Skin Surgery

The skin is the bodies largest organ. There are a number of lesions, lumps and bumps that can appear on the skin. These can be benign (non cancerous) or malignant (see section on skin cancer. Common lesions removed include moles or naevi, inclusion cysts, lipomas, seborrhoiec keratoses, solar keratoses.

Skin surgery consultation

regarding a lesion attempts to achieve a diagnosis and determine the reason for removal. Reasons for removal include establishing a diagnosis, appearances or the lesion is troublesome because of its size, position or repeated infections.

All lesions are sent to the laboratory to be examined by a pathologist even if thought to be harmless.

Skin surgery

to remove lesions is usually performed under local anaesthetic. The local anaesthetic is mildly acidic and so can sting as it is injected. It works very quickly and means that a patient will feel no pain during the procedure although the patient may still feel pressure, pushing or pulling. The local anaesthetic often contains some adrenaline which helps to control bleeding. After the surgery is completed a dressing is then applied which both supports and protects the wound.

After surgery

Dr Mills suggests that pain relief (Paracetamol) is begun before the local anaesthetic wears off which is usually 2-3 hours after surgery. For adults 1g Paracetamol can be taken 6 hourly, children will require a dose based on their weight.

As the adrenaline wears off then there may be some minor ooze. Some minor staining of blood on the dressing is common and nothing further needs to be done. Antibiotics are not routinely prescribed.

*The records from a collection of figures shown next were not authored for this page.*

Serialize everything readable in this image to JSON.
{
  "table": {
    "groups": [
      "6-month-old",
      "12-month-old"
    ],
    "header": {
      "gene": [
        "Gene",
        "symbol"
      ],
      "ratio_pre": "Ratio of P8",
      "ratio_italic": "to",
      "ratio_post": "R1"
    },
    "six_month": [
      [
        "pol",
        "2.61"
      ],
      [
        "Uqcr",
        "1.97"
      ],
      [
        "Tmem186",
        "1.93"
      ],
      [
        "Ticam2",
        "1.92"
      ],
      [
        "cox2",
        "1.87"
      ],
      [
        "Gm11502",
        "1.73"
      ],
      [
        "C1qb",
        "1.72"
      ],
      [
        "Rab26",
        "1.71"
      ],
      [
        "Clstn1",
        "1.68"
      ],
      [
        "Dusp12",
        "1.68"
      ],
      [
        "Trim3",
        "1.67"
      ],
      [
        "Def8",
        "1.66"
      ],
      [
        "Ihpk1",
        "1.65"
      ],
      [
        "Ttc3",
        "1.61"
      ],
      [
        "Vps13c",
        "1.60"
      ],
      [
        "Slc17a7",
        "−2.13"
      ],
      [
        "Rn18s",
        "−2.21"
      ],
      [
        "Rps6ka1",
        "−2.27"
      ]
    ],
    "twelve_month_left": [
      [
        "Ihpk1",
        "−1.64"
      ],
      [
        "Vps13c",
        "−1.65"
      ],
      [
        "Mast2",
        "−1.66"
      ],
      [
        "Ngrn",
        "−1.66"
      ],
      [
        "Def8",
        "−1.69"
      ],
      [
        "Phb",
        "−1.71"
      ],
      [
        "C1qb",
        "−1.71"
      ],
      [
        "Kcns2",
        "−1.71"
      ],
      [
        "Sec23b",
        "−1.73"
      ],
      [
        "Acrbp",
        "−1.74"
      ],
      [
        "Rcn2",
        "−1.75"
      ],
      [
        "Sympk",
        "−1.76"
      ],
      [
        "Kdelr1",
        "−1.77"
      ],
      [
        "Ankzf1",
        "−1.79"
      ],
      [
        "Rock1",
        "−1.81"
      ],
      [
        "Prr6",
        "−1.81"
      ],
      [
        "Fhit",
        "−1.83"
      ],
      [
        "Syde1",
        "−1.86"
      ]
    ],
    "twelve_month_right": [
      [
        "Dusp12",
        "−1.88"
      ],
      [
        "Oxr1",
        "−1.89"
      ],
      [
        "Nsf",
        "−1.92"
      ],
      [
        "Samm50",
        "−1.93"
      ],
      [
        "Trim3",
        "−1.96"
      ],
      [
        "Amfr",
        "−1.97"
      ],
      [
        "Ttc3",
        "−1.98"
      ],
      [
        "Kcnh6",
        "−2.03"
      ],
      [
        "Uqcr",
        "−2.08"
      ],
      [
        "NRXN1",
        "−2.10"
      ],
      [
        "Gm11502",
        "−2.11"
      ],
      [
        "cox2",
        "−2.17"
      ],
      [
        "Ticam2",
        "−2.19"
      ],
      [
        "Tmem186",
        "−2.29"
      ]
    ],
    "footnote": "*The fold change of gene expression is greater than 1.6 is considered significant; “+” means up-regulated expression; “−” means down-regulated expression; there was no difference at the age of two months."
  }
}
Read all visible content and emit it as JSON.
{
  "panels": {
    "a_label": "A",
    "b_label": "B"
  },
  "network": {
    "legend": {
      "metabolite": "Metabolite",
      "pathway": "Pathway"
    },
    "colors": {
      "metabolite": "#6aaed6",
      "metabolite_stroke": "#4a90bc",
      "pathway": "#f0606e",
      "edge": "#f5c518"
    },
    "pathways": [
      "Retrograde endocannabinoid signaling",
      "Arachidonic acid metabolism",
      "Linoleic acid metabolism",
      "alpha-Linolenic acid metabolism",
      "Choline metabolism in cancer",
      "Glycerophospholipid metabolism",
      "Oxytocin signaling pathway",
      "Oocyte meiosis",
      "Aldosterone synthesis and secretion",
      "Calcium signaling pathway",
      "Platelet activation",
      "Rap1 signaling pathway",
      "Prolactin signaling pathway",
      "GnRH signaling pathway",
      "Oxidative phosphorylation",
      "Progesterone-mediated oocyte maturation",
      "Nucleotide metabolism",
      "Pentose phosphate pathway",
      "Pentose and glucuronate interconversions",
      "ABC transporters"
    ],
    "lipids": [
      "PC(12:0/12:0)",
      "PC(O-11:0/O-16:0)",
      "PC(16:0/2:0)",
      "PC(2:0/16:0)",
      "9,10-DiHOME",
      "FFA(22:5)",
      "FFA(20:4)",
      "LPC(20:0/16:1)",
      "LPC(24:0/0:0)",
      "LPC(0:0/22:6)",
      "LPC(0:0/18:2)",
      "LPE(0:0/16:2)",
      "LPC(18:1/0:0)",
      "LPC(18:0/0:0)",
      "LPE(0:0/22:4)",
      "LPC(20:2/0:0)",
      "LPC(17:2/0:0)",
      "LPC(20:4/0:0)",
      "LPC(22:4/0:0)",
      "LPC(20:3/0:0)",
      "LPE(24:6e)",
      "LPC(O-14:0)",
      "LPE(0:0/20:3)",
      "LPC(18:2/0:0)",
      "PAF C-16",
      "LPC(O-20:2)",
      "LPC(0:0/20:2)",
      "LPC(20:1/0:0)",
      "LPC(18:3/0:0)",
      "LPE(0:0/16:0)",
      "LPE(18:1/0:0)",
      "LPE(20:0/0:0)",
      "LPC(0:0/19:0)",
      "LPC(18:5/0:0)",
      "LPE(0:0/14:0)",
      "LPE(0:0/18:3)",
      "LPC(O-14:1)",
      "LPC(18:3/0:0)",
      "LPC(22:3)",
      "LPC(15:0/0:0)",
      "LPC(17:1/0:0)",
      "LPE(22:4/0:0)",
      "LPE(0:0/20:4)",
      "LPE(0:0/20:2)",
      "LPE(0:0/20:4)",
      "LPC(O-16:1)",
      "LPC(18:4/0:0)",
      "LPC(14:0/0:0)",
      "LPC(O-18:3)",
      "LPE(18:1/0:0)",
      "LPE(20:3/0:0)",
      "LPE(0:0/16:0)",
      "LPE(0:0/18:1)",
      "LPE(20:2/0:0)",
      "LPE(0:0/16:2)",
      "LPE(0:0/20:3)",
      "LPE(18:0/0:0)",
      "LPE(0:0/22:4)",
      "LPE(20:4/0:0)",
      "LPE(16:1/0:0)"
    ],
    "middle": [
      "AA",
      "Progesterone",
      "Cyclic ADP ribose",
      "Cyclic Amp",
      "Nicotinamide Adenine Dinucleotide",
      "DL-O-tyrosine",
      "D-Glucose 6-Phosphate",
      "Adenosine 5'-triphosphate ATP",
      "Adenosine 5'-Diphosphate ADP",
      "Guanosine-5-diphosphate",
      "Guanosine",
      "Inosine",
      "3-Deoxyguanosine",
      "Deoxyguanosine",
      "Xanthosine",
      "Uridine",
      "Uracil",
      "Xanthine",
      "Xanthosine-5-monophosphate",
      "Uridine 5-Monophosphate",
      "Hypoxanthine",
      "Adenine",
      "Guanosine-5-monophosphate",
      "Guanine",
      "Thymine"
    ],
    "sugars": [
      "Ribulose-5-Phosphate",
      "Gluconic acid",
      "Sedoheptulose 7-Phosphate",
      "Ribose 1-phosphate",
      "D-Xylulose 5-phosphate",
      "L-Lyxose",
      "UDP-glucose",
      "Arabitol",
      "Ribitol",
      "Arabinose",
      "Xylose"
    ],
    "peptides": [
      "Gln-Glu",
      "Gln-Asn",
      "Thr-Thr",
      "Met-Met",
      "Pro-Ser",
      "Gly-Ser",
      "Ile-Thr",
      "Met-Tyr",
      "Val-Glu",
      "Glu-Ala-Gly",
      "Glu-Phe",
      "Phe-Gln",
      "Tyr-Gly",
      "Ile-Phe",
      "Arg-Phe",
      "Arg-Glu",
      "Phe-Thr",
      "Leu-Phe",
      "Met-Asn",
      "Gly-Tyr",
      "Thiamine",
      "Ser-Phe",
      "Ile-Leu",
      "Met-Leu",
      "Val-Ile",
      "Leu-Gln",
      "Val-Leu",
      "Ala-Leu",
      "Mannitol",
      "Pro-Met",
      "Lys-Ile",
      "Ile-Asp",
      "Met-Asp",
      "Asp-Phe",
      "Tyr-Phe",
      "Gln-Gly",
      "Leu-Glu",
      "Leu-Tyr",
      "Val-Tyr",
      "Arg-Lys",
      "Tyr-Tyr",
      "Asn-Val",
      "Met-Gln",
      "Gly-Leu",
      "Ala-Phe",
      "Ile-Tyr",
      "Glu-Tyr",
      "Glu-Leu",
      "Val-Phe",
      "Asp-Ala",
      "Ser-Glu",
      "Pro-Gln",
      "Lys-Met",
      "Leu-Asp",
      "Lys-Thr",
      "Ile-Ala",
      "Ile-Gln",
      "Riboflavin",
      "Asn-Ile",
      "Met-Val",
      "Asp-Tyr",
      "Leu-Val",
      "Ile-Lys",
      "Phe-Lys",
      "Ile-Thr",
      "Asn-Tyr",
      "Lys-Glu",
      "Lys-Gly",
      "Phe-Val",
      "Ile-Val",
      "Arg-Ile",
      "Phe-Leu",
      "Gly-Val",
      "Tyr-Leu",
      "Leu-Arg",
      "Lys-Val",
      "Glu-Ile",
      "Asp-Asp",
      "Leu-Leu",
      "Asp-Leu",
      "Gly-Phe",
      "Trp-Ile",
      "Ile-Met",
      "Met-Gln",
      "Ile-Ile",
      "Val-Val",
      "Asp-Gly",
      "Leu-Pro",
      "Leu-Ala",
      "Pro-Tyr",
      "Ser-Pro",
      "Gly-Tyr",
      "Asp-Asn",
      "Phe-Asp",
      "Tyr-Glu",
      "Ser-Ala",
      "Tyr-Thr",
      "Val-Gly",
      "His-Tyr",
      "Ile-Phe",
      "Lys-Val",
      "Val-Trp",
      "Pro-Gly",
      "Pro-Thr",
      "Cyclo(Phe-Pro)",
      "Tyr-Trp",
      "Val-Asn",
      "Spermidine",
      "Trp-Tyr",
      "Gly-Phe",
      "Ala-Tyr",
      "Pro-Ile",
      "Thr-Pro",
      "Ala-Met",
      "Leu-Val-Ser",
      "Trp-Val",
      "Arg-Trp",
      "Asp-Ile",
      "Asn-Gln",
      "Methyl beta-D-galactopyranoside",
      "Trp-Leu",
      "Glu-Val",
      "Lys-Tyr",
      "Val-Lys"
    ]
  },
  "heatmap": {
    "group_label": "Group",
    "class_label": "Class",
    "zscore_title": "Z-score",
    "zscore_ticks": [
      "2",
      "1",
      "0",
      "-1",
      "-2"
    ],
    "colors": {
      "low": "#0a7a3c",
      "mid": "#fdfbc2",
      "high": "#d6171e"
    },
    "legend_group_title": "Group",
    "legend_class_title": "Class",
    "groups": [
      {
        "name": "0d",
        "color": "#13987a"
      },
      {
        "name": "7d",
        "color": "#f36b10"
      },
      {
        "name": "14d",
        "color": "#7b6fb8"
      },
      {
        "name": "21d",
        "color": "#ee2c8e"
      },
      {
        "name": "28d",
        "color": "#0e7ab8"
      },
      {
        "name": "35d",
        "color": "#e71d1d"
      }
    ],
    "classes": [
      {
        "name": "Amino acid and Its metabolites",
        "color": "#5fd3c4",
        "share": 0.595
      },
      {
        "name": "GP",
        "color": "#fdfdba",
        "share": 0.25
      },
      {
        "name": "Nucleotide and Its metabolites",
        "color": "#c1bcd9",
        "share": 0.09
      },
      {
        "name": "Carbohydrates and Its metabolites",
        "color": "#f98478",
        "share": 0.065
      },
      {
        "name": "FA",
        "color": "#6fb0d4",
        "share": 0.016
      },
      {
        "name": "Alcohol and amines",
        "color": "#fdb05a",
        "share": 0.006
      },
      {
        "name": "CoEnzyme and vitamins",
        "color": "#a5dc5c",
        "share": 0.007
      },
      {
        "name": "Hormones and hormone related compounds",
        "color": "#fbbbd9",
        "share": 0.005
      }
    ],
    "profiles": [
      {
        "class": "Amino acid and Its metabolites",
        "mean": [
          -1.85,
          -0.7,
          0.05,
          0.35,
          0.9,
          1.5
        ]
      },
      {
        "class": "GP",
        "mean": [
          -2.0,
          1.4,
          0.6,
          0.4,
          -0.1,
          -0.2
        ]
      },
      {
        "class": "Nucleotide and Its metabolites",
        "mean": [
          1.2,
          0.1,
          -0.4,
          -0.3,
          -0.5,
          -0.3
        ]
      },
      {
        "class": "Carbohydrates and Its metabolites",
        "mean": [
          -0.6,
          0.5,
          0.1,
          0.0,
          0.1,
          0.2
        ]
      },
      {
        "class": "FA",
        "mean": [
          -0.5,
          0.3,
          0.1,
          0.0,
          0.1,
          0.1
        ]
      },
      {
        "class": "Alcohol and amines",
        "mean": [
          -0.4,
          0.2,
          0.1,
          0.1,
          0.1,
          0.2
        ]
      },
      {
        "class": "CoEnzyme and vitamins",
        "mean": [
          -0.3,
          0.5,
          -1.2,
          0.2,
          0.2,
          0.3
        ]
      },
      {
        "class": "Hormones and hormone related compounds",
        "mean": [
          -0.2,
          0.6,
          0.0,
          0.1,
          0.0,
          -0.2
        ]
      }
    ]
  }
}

The area that has been operated on should be rested as much as possible. For facial surgery keep the head as elevated as possible and avoid bending down or lifting. It is suggested that the patient uses an old pillow case for a couple of days and sleeps with 2 pillows.

Follow-up is usually about a week at which time the wound will be checked and sutures if present may well be removed. The incision then is taped.

Dr Mills encourages patients to support their wounds with tapes for 2 months. After this time massage of the scar with oils or moisturisers is beneficial.

Remember even though the incision has healed on the outside the internal healing can last for 3-4 months. During this time the scar can appear red and raised. The process of scar maturation takes place from 6-18 months. During this time the scar flattens becomes softer and becomes less red.